KEY WEST -- Inside the bus, Jim Grosby of San Diego strummed a Jimmy Buffett-inspired tune on his guitar to a captive audience with needles stuck in their arms.
“It’s like in the Irish bar — it’s one pint at a time,” Grosby said.
For the 14th consecutive year, Parrot Heads from around the country have taken 45 minutes out of their busy party schedules in Key West to donate to the Community Blood Centers of South Florida. It’s one of the many community service activities Jimmy Buffett fans perform during their annual Meeting of the Minds convention, taking place this weekend in Margaritaville.
“We party with a purpose; that’s what we do,” Brenda Jackson of Surfside Beach, N.C., said as she gave the “gift of life” with party beads hanging around her neck. “And, we have a good time doing it.”
On Thursday and Friday, 143 Parrot Heads — hard to miss in their tropical shirts and festive hats — donated blood in three buses staged around the Casa Marina beach resort, the convention’s headquarters. They also will collect blood on Saturday.
“It is our largest blood drive in the Keys,” said Nancy Brundage, who heads up the Keys operation for Community Blood Centers of South Florida.
That has been the case for the past six years. Jeff Hoffman, the Parrot Head who has organized the blood drive all 14 years, said: “We hope this year to make it seven in a row. Other groups have tried to beat us, but they haven’t.”
Last year, during the 20th anniversary of the Meetings of the Mind, Buffett made a rare appearance. The blood drive set the Keys’ single day record with 116 donated pints.
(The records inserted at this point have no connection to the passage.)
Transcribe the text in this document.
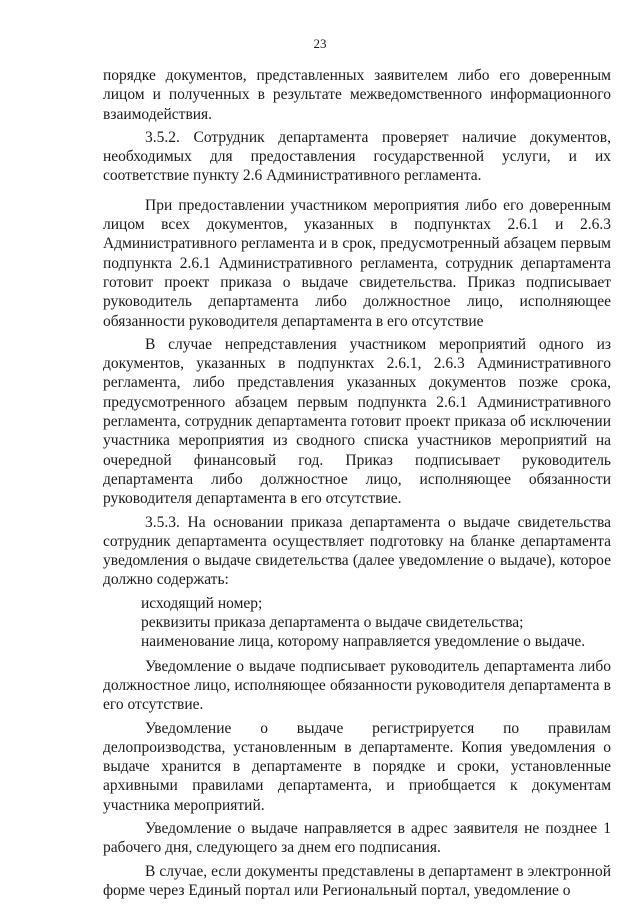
23

порядке документов, представленных заявителем либо его доверенным лицом и полученных в результате межведомственного информационного взаимодействия.

3.5.2. Сотрудник департамента проверяет наличие документов, необходимых для предоставления государственной услуги, и их соответствие пункту 2.6 Административного регламента.

При предоставлении участником мероприятия либо его доверенным лицом всех документов, указанных в подпунктах 2.6.1 и 2.6.3 Административного регламента и в срок, предусмотренный абзацем первым подпункта 2.6.1 Административного регламента, сотрудник департамента готовит проект приказа о выдаче свидетельства. Приказ подписывает руководитель департамента либо должностное лицо, исполняющее обязанности руководителя департамента в его отсутствие

В случае непредставления участником мероприятий одного из документов, указанных в подпунктах 2.6.1, 2.6.3 Административного регламента, либо представления указанных документов позже срока, предусмотренного абзацем первым подпункта 2.6.1 Административного регламента, сотрудник департамента готовит проект приказа об исключении участника мероприятия из сводного списка участников мероприятий на очередной финансовый год. Приказ подписывает руководитель департамента либо должностное лицо, исполняющее обязанности руководителя департамента в его отсутствие.

3.5.3. На основании приказа департамента о выдаче свидетельства сотрудник департамента осуществляет подготовку на бланке департамента уведомления о выдаче свидетельства (далее уведомление о выдаче), которое должно содержать:

исходящий номер;

реквизиты приказа департамента о выдаче свидетельства;

наименование лица, которому направляется уведомление о выдаче.

Уведомление о выдаче подписывает руководитель департамента либо должностное лицо, исполняющее обязанности руководителя департамента в его отсутствие.

Уведомление о выдаче регистрируется по правилам делопроизводства, установленным в департаменте. Копия уведомления о выдаче хранится в департаменте в порядке и сроки, установленные архивными правилами департамента, и приобщается к документам участника мероприятий.

Уведомление о выдаче направляется в адрес заявителя не позднее 1 рабочего дня, следующего за днем его подписания.

В случае, если документы представлены в департамент в электронной форме через Единый портал или Региональный портал, уведомление о
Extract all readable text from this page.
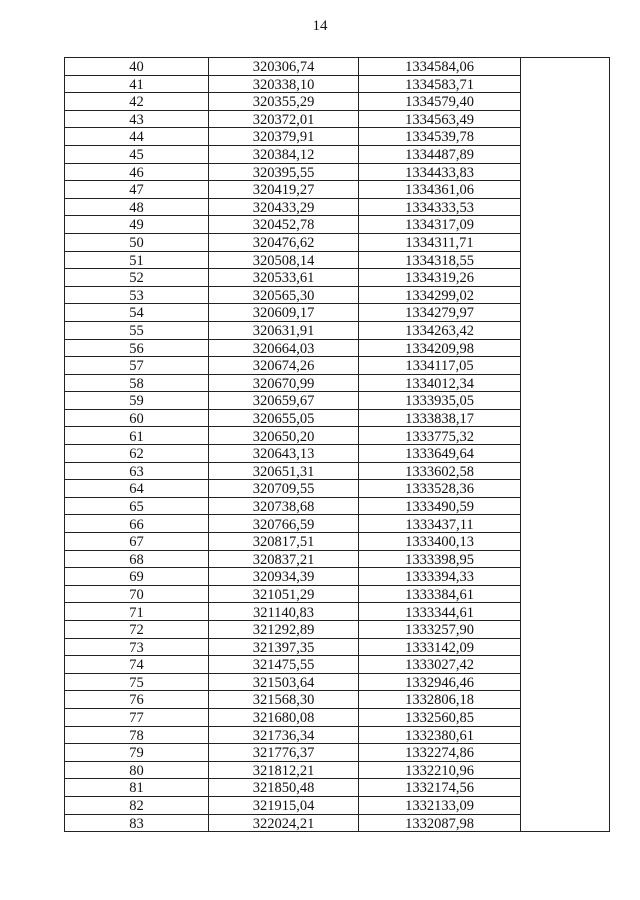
14
40	320306,74	1334584,06	
41	320338,10	1334583,71	
42	320355,29	1334579,40	
43	320372,01	1334563,49	
44	320379,91	1334539,78	
45	320384,12	1334487,89	
46	320395,55	1334433,83	
47	320419,27	1334361,06	
48	320433,29	1334333,53	
49	320452,78	1334317,09	
50	320476,62	1334311,71	
51	320508,14	1334318,55	
52	320533,61	1334319,26	
53	320565,30	1334299,02	
54	320609,17	1334279,97	
55	320631,91	1334263,42	
56	320664,03	1334209,98	
57	320674,26	1334117,05	
58	320670,99	1334012,34	
59	320659,67	1333935,05	
60	320655,05	1333838,17	
61	320650,20	1333775,32	
62	320643,13	1333649,64	
63	320651,31	1333602,58	
64	320709,55	1333528,36	
65	320738,68	1333490,59	
66	320766,59	1333437,11	
67	320817,51	1333400,13	
68	320837,21	1333398,95	
69	320934,39	1333394,33	
70	321051,29	1333384,61	
71	321140,83	1333344,61	
72	321292,89	1333257,90	
73	321397,35	1333142,09	
74	321475,55	1333027,42	
75	321503,64	1332946,46	
76	321568,30	1332806,18	
77	321680,08	1332560,85	
78	321736,34	1332380,61	
79	321776,37	1332274,86	
80	321812,21	1332210,96	
81	321850,48	1332174,56	
82	321915,04	1332133,09	
83	322024,21	1332087,98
They collected 175 overall, with 200 people attempting to donate. (Many people can’t donate for a variety of reasons, including having lived in a country when it had an outbreak of mad cow disease).
But as many Parrot Heads have found out, having just downed a couple of cocktails does not disqualify a potential donor.
“No, you can go right in,” Brundage told one man who was still holding his adult beverage. “The alcohol will evaporate.”
All the blood that is collected in Key West stays in Monroe County, supplying its three hospitals. “The recipient of that blood probably will never be able to thank you personally,” Brundage said. “Maybe you will save somebody’s mom or grandmother or child. It’s so far reaching, and a lot of people don’t get it. Your donation will make the difference in three lives.”
Parrot Head Michael Acuff, who retired from the Coast Guard and now lives in Jacksonville, said: “In the military, they say: ‘Give blood or we’ll take it from you.’ It’s something I’ve been doing for years and years.”
But most people do not. Figures vary, but most estimates say that fewer than 5 percent of eligible donors ever donate even one pint.
“That’s just a shame,” said Grosby, a member of the 10-gallon club. That means he has donated 80 times — one pint at a time. By federal law, a person is allowed to donate whole blood once every 56 days. Grosby has been donating since the 1970s.
“Some day I may need help,” he said. “And they are always low on blood.”